ALEXANDRIA, Va. - They arrived in wheelchairs, on crutches, and with canes, but they left with Segway personal transportation devices, car lifts to carry them, and just a bit more of the independence they had before war took their limbs, burned their faces, and injured their spinal cords.
Working one-on-one with trainers, young veterans stepped cautiously at first onto two-wheeled Segway platforms that use gyroscope technology to move with precision as riders shift their weight in the direction they want to go.
Later, volunteers took them into a historic northern Virginia neighborhood to learn how to navigate on rough pavement, on grass, and through busy intersections. Other volunteers stayed behind in the parking garage to attach lifts called "SegVators" to the backs of the veterans' cars so they could transport their new mobility devices.
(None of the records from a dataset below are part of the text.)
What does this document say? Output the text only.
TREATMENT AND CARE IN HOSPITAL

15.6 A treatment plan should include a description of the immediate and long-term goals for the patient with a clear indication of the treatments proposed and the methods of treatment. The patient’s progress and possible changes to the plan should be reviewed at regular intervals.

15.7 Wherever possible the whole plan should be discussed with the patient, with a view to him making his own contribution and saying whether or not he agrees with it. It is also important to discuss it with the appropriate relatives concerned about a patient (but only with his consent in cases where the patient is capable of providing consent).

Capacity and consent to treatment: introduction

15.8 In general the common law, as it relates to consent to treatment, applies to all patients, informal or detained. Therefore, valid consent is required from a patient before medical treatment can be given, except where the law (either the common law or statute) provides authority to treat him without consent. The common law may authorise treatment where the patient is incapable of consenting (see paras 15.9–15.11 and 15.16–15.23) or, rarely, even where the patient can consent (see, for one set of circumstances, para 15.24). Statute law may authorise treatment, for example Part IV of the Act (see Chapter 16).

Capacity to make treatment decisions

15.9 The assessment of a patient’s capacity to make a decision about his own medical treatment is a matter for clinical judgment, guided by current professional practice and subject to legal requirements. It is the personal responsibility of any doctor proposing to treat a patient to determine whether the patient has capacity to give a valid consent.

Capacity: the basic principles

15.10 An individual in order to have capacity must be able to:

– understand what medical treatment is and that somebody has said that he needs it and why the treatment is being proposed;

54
The cost - $9,700 to $15,000 per recipient - is covered by donations, and the effort is coordinated by volunteers including Pittsburgh native Fred Kaplan, one of the founders of Segs4Vets.
Hitting home
Kaplan, now of Los Angeles, started out as a Segway enthusiast with no connection to injured veterans. He bought his first Segway in 2003, and he used it to tool around his neighborhood, to run errands, and to pick up takeout food from restaurants where parking is scarce.
Soon after, his adult daughter was diagnosed with multiple sclerosis. That got him thinking that Segways could be useful to people with mobility problems.
Later that year he met Jerry Kerr, a St. Louis man who injured his spinal cord in a diving accident and used a Segway to get around. Somehow their conversation turned to the wounded warriors returning from Iraq and Afghanistan, and both knew immediately that they had to help.
Others joined the effort, and by 2005 they had raised enough money to buy two Segways to give to two Iraq veterans. By 2006 they founded Disability Rights Advocates for Technology, or DRAFT, using $28,000 in seed money from a philanthropic trust Kaplan controls through the United Jewish Federation of Pittsburgh. The organization focuses on its Segs4Vets program, which so far has given Segways to more than 1,000 veterans, including 29 distributed Wednesday.
For his children
Marine Staff Sgt. Marcus Burleson, originally of Odessa, Texas, was among the recipients.
A bomb technician, Burleson lost both arms and sustained severe facial, neck, and shoulder injuries when an explosive detonated as he tried to dismantle it.
He still wears a military ID card around his neck. The photo of a youthful, smooth-skinned face only slightly resembles the reddened, scarred one that was rebuilt during 28 facial surgeries.
But it's the injury you can't see, the one to his spinal cord, that keeps him from playing with his three children and staying through the last inning of their Little League games.
"I can usually go for a little while, but then I have to rest," Burleson said.
The Segway will let him be the kind of father he wants to be, he said during a training session Wednesday.